VENEZIA - Un uomo questa notte ha ucciso la moglie a coltellate nell'abitazione in cui vivevano in piazza Mercato, a Marghera. La vittima si chiamava Claudia..., 51 anni. il marito Gianfranco ..., 43 anni, ha poi chiamato il 113 e si è costituito. L'omicidio è avvenuto in camera da letto: l'uomo ha acceso la luce, si è avvicinato alla donna con un coltello e l'ha sgozzata. Poi ha chiamato la polizia e lui stesso ha aperto la porta dell'abitazione dicendo agli agenti: "ho fatto una cavolata". Sia la vittima che il marito erano in cura da tempo presso il Centro di igiene mentale. I vicini raccontano che negli ultimi giorni le liti tra i due erano state frequenti. Entrambi non lavoravano e avevano una pensione di invalidità a causa del loro stato psichico.

Una cavolata!

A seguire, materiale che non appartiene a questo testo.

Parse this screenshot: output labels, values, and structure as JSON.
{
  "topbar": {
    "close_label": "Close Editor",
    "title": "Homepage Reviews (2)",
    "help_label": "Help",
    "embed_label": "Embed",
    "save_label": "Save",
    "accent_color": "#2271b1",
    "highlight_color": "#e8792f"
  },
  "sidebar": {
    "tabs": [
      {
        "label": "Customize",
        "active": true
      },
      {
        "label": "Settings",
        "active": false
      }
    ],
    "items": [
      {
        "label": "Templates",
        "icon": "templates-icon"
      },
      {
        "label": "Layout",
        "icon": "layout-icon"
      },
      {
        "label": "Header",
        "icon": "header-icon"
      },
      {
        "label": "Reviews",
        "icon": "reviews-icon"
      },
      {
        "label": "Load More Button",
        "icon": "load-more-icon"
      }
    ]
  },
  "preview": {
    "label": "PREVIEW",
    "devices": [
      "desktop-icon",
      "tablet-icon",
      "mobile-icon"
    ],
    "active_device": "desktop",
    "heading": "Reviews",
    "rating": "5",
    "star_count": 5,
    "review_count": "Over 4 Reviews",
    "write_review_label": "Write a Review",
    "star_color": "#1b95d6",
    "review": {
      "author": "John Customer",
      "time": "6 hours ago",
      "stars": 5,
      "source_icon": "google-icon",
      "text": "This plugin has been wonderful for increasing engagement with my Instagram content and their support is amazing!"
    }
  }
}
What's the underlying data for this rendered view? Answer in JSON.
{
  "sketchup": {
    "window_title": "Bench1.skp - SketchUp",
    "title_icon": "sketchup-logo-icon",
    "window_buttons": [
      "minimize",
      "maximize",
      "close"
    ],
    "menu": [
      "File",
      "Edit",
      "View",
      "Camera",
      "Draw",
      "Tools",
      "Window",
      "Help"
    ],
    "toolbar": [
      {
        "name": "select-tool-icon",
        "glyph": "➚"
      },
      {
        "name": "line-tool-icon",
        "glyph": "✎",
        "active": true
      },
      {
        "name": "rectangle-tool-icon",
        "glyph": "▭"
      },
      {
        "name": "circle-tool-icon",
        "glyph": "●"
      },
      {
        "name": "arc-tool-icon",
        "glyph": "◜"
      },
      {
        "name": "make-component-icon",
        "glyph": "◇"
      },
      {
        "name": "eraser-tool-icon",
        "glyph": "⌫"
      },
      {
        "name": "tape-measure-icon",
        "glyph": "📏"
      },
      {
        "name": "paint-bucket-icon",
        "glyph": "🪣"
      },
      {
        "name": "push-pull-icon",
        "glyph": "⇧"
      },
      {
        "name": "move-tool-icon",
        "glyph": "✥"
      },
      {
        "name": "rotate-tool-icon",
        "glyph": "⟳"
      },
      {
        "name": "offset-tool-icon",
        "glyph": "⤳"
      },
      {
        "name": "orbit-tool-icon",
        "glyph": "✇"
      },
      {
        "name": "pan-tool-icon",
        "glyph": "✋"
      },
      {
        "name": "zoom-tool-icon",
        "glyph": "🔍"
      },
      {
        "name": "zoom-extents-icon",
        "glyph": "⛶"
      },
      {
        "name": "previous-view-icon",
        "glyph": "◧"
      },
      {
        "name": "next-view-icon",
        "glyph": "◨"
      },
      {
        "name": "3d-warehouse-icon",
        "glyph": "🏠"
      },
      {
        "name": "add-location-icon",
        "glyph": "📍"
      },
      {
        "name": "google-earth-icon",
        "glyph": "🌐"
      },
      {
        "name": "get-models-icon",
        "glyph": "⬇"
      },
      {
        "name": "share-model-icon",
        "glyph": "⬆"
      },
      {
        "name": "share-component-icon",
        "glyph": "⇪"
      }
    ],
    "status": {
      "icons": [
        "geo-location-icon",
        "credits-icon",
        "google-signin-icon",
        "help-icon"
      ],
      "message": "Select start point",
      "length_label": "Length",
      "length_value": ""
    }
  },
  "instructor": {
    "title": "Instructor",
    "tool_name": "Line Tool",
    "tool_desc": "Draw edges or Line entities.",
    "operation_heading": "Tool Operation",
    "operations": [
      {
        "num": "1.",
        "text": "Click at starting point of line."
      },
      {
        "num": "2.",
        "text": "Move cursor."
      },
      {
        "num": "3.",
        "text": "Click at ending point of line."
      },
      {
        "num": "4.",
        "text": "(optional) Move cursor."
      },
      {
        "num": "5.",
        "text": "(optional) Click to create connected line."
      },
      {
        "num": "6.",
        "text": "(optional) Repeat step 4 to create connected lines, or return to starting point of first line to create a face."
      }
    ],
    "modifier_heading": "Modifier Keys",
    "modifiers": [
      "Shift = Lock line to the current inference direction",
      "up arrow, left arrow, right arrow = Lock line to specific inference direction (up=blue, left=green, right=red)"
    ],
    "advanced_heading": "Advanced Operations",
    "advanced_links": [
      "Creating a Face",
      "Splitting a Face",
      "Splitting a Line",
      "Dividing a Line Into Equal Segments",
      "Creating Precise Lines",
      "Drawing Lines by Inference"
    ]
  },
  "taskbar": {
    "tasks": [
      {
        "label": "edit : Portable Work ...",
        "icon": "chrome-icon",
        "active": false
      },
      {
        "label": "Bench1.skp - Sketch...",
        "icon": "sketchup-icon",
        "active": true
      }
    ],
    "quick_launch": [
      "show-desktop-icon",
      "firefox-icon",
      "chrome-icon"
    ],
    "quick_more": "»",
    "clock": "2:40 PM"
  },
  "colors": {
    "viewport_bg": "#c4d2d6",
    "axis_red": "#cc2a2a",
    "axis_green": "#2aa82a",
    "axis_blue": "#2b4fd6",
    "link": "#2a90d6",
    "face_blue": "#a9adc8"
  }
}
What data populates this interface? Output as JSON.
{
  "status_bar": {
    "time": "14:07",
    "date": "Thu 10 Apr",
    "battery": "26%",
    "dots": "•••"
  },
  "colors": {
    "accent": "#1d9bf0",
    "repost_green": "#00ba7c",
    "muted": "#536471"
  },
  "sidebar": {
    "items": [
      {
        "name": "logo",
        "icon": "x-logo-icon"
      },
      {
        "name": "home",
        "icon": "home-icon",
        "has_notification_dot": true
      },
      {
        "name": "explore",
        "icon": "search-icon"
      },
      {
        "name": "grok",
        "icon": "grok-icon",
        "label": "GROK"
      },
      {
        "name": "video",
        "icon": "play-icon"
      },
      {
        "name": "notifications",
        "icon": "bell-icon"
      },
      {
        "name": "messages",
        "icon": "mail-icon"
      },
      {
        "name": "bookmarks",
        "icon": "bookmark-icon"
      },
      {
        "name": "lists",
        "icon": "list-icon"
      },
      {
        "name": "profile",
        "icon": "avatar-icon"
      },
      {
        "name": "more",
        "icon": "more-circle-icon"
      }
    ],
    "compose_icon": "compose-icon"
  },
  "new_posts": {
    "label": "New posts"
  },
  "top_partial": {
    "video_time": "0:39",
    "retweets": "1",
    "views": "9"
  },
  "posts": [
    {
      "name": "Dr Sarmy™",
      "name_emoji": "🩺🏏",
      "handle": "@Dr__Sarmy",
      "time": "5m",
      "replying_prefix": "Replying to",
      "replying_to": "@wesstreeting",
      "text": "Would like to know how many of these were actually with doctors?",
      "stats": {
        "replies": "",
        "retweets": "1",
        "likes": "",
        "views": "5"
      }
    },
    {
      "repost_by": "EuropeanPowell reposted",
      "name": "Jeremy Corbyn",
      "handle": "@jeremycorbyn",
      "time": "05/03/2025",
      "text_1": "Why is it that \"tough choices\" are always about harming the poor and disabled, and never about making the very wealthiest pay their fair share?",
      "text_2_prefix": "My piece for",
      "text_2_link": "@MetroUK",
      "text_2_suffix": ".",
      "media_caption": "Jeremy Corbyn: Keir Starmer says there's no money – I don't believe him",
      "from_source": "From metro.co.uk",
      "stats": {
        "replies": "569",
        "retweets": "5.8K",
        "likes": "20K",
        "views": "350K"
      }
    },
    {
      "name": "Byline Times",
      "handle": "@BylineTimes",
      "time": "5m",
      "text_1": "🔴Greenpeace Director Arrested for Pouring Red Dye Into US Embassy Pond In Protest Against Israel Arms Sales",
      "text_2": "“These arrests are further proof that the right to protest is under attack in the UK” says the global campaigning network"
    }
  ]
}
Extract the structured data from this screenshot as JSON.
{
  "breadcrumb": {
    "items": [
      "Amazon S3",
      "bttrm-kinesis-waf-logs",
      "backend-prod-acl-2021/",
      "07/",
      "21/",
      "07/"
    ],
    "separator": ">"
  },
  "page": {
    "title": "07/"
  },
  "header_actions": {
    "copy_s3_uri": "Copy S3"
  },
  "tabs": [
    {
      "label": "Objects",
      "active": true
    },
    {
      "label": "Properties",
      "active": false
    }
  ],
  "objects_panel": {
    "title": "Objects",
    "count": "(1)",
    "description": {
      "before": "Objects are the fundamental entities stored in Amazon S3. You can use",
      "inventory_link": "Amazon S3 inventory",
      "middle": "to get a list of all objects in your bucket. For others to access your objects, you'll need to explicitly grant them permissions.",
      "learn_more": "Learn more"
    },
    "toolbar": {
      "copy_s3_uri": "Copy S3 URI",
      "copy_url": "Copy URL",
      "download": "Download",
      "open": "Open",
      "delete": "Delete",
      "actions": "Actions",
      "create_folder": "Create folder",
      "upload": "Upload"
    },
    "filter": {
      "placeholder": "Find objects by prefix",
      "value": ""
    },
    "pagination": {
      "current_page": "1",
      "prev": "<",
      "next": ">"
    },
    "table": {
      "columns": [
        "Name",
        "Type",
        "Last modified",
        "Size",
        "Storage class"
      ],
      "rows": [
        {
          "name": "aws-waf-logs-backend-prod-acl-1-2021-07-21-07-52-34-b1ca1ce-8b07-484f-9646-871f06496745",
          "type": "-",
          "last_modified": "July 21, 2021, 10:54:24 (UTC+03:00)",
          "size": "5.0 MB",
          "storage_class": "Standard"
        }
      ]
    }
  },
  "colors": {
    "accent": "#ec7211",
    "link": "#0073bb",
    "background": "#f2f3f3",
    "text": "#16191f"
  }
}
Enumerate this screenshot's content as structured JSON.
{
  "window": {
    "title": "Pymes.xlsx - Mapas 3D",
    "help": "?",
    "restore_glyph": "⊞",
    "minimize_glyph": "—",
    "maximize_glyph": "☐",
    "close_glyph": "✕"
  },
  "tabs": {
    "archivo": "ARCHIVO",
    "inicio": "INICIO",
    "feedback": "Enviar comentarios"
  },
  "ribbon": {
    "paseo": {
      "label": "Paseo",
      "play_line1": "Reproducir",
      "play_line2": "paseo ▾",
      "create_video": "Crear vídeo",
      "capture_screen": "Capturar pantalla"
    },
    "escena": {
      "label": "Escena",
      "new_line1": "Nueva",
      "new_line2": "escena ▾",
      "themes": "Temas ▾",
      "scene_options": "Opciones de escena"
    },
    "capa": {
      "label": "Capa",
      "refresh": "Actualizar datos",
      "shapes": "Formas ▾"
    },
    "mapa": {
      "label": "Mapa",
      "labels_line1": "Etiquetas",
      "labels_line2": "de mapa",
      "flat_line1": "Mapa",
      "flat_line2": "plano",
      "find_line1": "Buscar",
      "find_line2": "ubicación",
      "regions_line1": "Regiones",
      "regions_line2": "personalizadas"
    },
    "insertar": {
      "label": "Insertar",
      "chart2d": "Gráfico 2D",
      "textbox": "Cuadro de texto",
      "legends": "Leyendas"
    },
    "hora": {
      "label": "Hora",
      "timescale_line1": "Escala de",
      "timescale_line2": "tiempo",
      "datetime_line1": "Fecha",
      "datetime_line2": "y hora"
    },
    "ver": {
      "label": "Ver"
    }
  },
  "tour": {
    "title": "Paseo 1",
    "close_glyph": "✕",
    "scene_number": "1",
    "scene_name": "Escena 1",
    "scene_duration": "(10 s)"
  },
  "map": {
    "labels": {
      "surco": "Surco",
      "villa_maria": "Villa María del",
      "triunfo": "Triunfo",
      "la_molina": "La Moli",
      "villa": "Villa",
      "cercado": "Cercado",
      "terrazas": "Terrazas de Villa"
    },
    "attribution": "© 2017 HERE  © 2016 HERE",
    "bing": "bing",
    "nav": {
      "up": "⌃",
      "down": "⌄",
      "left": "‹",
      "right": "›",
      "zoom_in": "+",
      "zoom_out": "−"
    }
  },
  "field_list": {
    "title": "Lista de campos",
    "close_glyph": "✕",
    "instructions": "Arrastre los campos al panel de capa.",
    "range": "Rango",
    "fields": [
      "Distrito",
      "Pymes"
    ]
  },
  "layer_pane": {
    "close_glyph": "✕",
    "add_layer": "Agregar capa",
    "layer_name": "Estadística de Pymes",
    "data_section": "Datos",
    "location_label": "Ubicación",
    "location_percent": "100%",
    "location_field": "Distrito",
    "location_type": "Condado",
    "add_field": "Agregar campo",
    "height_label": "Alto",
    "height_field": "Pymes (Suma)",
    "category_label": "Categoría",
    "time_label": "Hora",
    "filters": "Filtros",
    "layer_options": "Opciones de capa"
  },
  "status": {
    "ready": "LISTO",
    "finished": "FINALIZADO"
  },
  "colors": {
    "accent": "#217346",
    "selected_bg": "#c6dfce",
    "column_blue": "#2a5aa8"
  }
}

Ma ci rendiamo conto? Uno sgozza la moglie come un capretto (per carità, lasciamo in pace i capretti, soprattutto a Pasqua, altrimenti insorge la fulvocrinita e scosciata Brambilla) e poi, papale papale, commenta che ha fatto "una cavolata", cioè ha fatto cadere un soprammobile in salotto. Ma perchè meravigliarsi? Basta ricordarsi di quei due che diedero fuoco ad un povero clochard "perchè eravamo annoiati", oppure quell'altro che spara stile americano trumpiano su delle persone di pelle nera che manco conosce (ultimamente va molto di moda fra i seguaci di Selfini) "perchè volevo vendicare la mia amica...". Ecco dove ci hanno fatto arrivare, questo è l'attuale valore della vita. E, mi spaventa dirlo, credo che non siamo ancora al capolinea. Tranquillo capretto, se non sei nero, sei al sicuro.